Paloma Pedrero
La adicción al consumo
Ahí estamos. Sin querer ver que hemos perdido el contacto con nuestra propia naturaleza, con la capacidad de proteger el entorno. Que cosas como el cambio climático o el agotamiento de los recursos (el petróleo, el gas...) es parte de nuestro día a día voraz. Que el capitalismo se nos ha ido de las manos de tal manera que, si no hacemos algo ya, habrá pronto un colapso. Y no, no queremos verlo, porque estamos enfermos. Somos adictos a vivir consumiendo continuamente.
Ya no comemos para saciar nuestra hambre, ni bebemos para saciar nuestra sed, ni compramos ropa para vestirnos o abrigarnos. No, consumir se ha convertido en una necesidad psicológica, potenciada por la brutal publicidad de un sistema que nos trasmite que el que no tiene lo que se vende es un pobre tonto infeliz. Y feo.
Desde que nacen tratamos a los niños como tótems del dispendio. Las mejores marcas de potitos, las más caras; las cremas naturales para su piel, las más famosas; la ropa más chic para sus cuerpecitos, las más fardonas. A los ocho años el móvil, a los dieciséis, si te niegas a sus caprichos, te dan un berrido descomunal. Porque ya están enfermos, ya son, como nosotros, adictos al mercadeo. Y sienten, pobrecitos, que si no les compras esas zapatillas de moda van a ser profundamente desgraciados.

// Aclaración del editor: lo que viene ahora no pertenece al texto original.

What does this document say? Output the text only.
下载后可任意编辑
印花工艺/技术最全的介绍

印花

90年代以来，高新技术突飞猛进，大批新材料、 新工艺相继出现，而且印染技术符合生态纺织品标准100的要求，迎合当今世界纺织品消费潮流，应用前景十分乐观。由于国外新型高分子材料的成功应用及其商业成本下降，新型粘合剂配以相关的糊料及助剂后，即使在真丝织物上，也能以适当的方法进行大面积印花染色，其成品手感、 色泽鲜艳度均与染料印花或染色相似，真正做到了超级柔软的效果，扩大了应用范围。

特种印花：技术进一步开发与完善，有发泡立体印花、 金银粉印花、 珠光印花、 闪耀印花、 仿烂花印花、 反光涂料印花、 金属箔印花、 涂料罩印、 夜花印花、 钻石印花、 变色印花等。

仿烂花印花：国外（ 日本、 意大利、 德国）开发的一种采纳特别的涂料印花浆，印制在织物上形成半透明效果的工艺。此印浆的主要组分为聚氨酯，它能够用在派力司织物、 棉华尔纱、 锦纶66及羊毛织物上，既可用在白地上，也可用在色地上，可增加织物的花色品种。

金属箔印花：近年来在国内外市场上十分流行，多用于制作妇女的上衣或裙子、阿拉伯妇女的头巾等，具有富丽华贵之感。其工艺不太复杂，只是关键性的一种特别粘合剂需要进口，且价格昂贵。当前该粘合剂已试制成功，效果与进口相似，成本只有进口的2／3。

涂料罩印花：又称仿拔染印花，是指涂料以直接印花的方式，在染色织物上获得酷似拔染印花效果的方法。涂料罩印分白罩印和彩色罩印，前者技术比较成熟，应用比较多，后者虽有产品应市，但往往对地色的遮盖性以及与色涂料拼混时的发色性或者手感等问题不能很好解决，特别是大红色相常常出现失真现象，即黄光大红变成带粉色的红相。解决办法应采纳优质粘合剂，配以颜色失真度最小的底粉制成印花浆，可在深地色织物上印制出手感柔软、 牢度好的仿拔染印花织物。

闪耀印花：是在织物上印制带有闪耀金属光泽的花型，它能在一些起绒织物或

Pero como toda adicción, el consuelo del consumo es breve. Un vez que te metes en vena el producto, el placer dura instantes. Después viene el bajón. La triste realidad. Hemos cambiado el amor, la creatividad, la empatía... por valores dañinos, como son el mercadeo o el desarrollo tecnológico a cualquier precio. Estamos autodestruyéndonos sin querer verlo. Y esto se nos rompe, queridos míos.